Zu Beginn der neuen Runde von Friedensgesprächen hatte UNO-Vermittler Bernardino León die politischen Akteure in Libyen zur Einigung aufgerufen. "Vor euch liegt die einzigartige Chance, euer Land vor einem langwierigen Konflikt und einem endlosen Teufelskreis der Gewalt zu bewahren", sagte León am Montag in der marokkanischen Ortschaft Skhirat laut UNO-Mission in Libyen (Unsmil).

Leon betonte: "Die Augen des libyschen Volkes sind heute auf euch gerichtet, voller Erwartungen und voller Hoffnung, dass eure Worte und Taten die Waffen zum Schweigen bringen werden." Der UNO-Vermittler hofft auf eine Einigung noch vor dem Fastenmonat Ramadan, der um den 17. Juni beginnt.

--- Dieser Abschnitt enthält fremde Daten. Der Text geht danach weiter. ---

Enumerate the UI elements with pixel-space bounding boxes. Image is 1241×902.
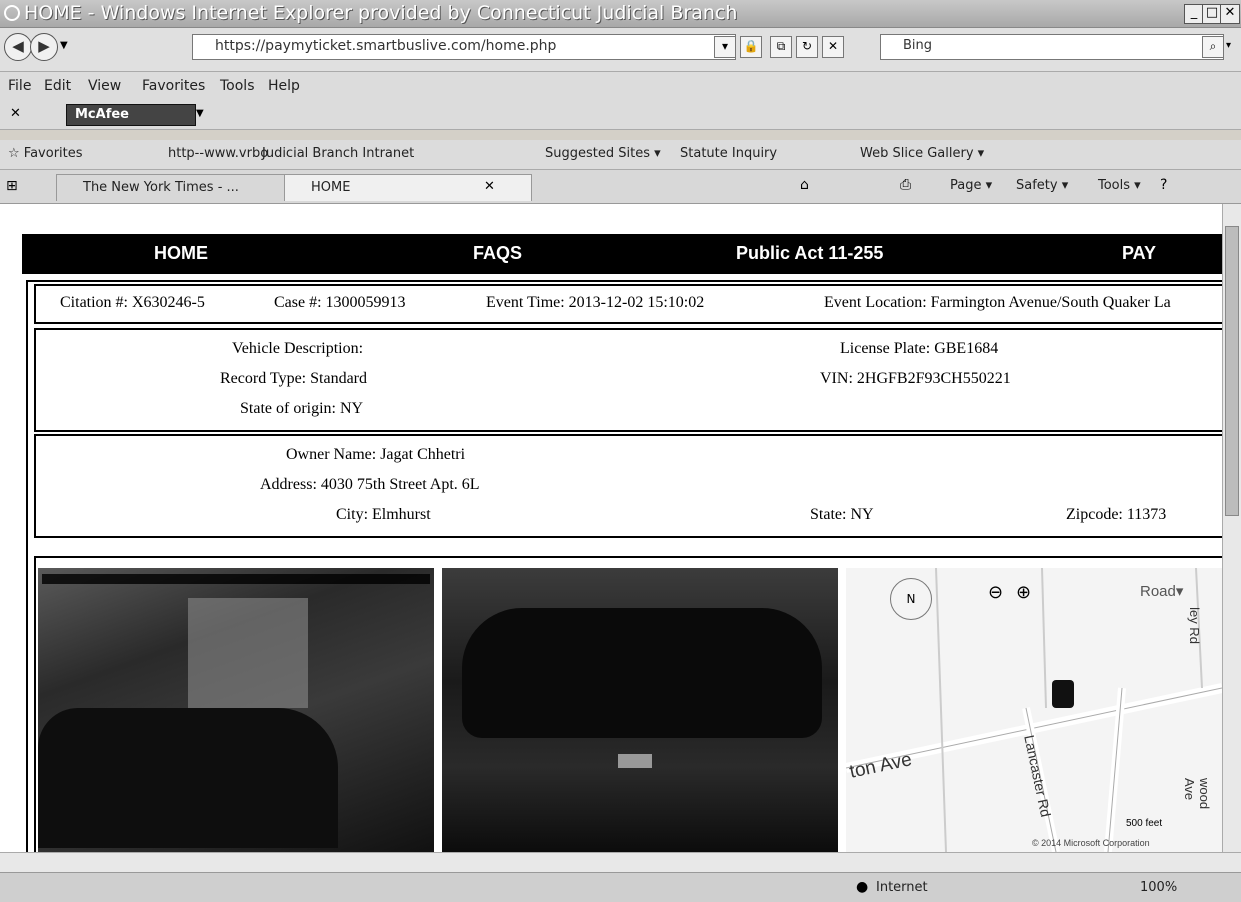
vertical-scrollbar[interactable] <box>1222 204 1241 852</box>
car-hood-shape <box>462 608 822 738</box>
globe-icon: ● <box>856 879 869 895</box>
zoom-level[interactable]: 100% <box>1140 880 1177 895</box>
event-time: Event Time: 2013-12-02 15:10:02 <box>486 294 705 311</box>
fav-link-statute[interactable]: Statute Inquiry <box>680 146 777 161</box>
minimize-button[interactable]: _ <box>1184 4 1204 24</box>
owner-zipcode: Zipcode: 11373 <box>1066 506 1167 523</box>
menu-tools[interactable]: Tools <box>220 78 255 94</box>
lock-icon[interactable]: 🔒 <box>740 36 762 58</box>
record-type: Record Type: Standard <box>220 370 367 387</box>
tab-row: ⊞ The New York Times - ... HOME ✕ ⌂ ⎙ Pa… <box>0 170 1241 204</box>
help-icon[interactable]: ? <box>1160 177 1167 193</box>
citation-number: Citation #: X630246-5 <box>60 294 205 311</box>
license-plate: License Plate: GBE1684 <box>840 340 999 357</box>
back-button[interactable]: ◀ <box>4 33 32 61</box>
zoom-out-icon[interactable]: ⊖ <box>988 582 1003 603</box>
security-zone[interactable]: Internet <box>876 880 928 895</box>
license-plate-shape <box>618 754 652 768</box>
bus-marker-icon[interactable] <box>1052 680 1074 708</box>
favorites-button[interactable]: ☆ Favorites <box>8 146 83 161</box>
map-mode-select[interactable]: Road▾ <box>1140 582 1183 600</box>
violation-photo-1[interactable] <box>38 568 434 852</box>
tab-close-icon[interactable]: ✕ <box>484 179 495 194</box>
owner-panel: Owner Name: Jagat Chhetri Address: 4030 … <box>34 434 1222 538</box>
menu-file[interactable]: File <box>8 78 31 94</box>
history-dropdown-icon[interactable]: ▼ <box>60 40 68 51</box>
status-bar: ● Internet 100% <box>0 872 1241 902</box>
case-number: Case #: 1300059913 <box>274 294 406 311</box>
mcafee-button[interactable]: McAfee <box>66 104 196 126</box>
owner-city: City: Elmhurst <box>336 506 431 523</box>
window-title: HOME - Windows Internet Explorer provide… <box>24 2 738 24</box>
refresh-icon[interactable]: ↻ <box>796 36 818 58</box>
location-map[interactable]: N ⊖ ⊕ Road▾ ton Ave Lancaster Rd ley Rd … <box>846 568 1222 852</box>
vehicle-description: Vehicle Description: <box>232 340 364 357</box>
mcafee-toolbar: ✕ McAfee ▼ <box>0 100 1241 130</box>
address-row: ◀ ▶ ▼ https://paymyticket.smartbuslive.c… <box>0 28 1241 72</box>
safety-menu[interactable]: Safety ▾ <box>1016 178 1068 193</box>
forward-button[interactable]: ▶ <box>30 33 58 61</box>
owner-name: Owner Name: Jagat Chhetri <box>286 446 466 463</box>
menu-view[interactable]: View <box>88 78 121 94</box>
tools-menu[interactable]: Tools ▾ <box>1098 178 1141 193</box>
fav-link-vrbo[interactable]: http--www.vrbo <box>168 146 268 161</box>
close-button[interactable]: ✕ <box>1220 4 1240 24</box>
car-shape <box>38 708 338 848</box>
mcafee-dropdown-icon[interactable]: ▼ <box>196 108 204 119</box>
building-shape <box>188 598 308 708</box>
violation-photo-2[interactable] <box>442 568 838 852</box>
print-icon[interactable]: ⎙ <box>900 177 911 193</box>
menu-help[interactable]: Help <box>268 78 300 94</box>
menu-edit[interactable]: Edit <box>44 78 71 94</box>
stop-icon[interactable]: ✕ <box>822 36 844 58</box>
page-content: HOME FAQS Public Act 11-255 PAY Citation… <box>0 204 1222 852</box>
search-icon[interactable]: ⌕ <box>1202 36 1224 58</box>
map-pan-control[interactable]: N <box>890 578 932 620</box>
horizontal-scrollbar[interactable] <box>0 852 1241 872</box>
nav-pay[interactable]: PAY <box>1122 243 1156 264</box>
nav-public-act[interactable]: Public Act 11-255 <box>736 243 883 264</box>
street-label-ley-rd: ley Rd <box>1186 607 1202 644</box>
compatibility-icon[interactable]: ⧉ <box>770 36 792 58</box>
zoom-in-icon[interactable]: ⊕ <box>1016 582 1031 603</box>
fav-link-suggested[interactable]: Suggested Sites ▾ <box>545 146 661 161</box>
vehicle-panel: Vehicle Description: Record Type: Standa… <box>34 328 1222 432</box>
toolbar-close-icon[interactable]: ✕ <box>10 106 21 121</box>
address-dropdown-icon[interactable]: ▾ <box>714 36 736 58</box>
event-location: Event Location: Farmington Avenue/South … <box>824 294 1171 311</box>
map-copyright: © 2014 Microsoft Corporation <box>1032 838 1150 848</box>
state-of-origin: State of origin: NY <box>240 400 364 417</box>
street-label-wood-ave: wood Ave <box>1182 778 1212 810</box>
photo-overlay-bar <box>42 574 430 584</box>
fav-link-webslice[interactable]: Web Slice Gallery ▾ <box>860 146 984 161</box>
fav-link-intranet[interactable]: Judicial Branch Intranet <box>262 146 414 161</box>
site-nav: HOME FAQS Public Act 11-255 PAY <box>22 234 1222 274</box>
map-scale: 500 feet <box>1126 818 1163 829</box>
search-input[interactable]: Bing <box>880 34 1224 60</box>
tab-nytimes[interactable]: The New York Times - ... <box>56 174 304 201</box>
home-icon[interactable]: ⌂ <box>800 177 809 193</box>
favorites-bar: ☆ Favorites http--www.vrbo Judicial Bran… <box>0 140 1241 170</box>
vin: VIN: 2HGFB2F93CH550221 <box>820 370 1011 387</box>
nav-faqs[interactable]: FAQS <box>473 243 522 264</box>
ie-icon <box>4 5 20 21</box>
maximize-button[interactable]: □ <box>1202 4 1222 24</box>
quick-tabs-icon[interactable]: ⊞ <box>6 178 18 194</box>
menu-favorites[interactable]: Favorites <box>142 78 205 94</box>
citation-panel: Citation #: X630246-5 Case #: 1300059913… <box>34 284 1222 324</box>
owner-state: State: NY <box>810 506 874 523</box>
owner-address: Address: 4030 75th Street Apt. 6L <box>260 476 480 493</box>
menu-bar: File Edit View Favorites Tools Help <box>0 72 1241 100</box>
page-menu[interactable]: Page ▾ <box>950 178 992 193</box>
window-title-bar: HOME - Windows Internet Explorer provide… <box>0 0 1241 28</box>
nav-home[interactable]: HOME <box>154 243 208 264</box>
star-icon: ☆ <box>8 146 24 161</box>
scroll-thumb[interactable] <box>1225 226 1239 516</box>
address-input[interactable]: https://paymyticket.smartbuslive.com/hom… <box>192 34 736 60</box>
search-dropdown-icon[interactable]: ▾ <box>1226 40 1231 51</box>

In Marokko beraten die Vertreter der rivalisierenden Parlamente: der international anerkannten Volksvertretung in Tobruk und dem von Islamisten unterstützten Repräsentantenhaus in Tripolis. Ziel der Gespräche ist eine Regierung der nationalen Einheit, die vier Jahre nach dem Sturz von Diktator Muammar al-Gaddafi Libyen aus der Krise führt.

Das Machtvakuum haben Dschihadisten ausgenutzt. Die Terrormiliz Islamischer Staat (IS) und das Extremistennetzwerk Al-Kaida sind im Land aktiv.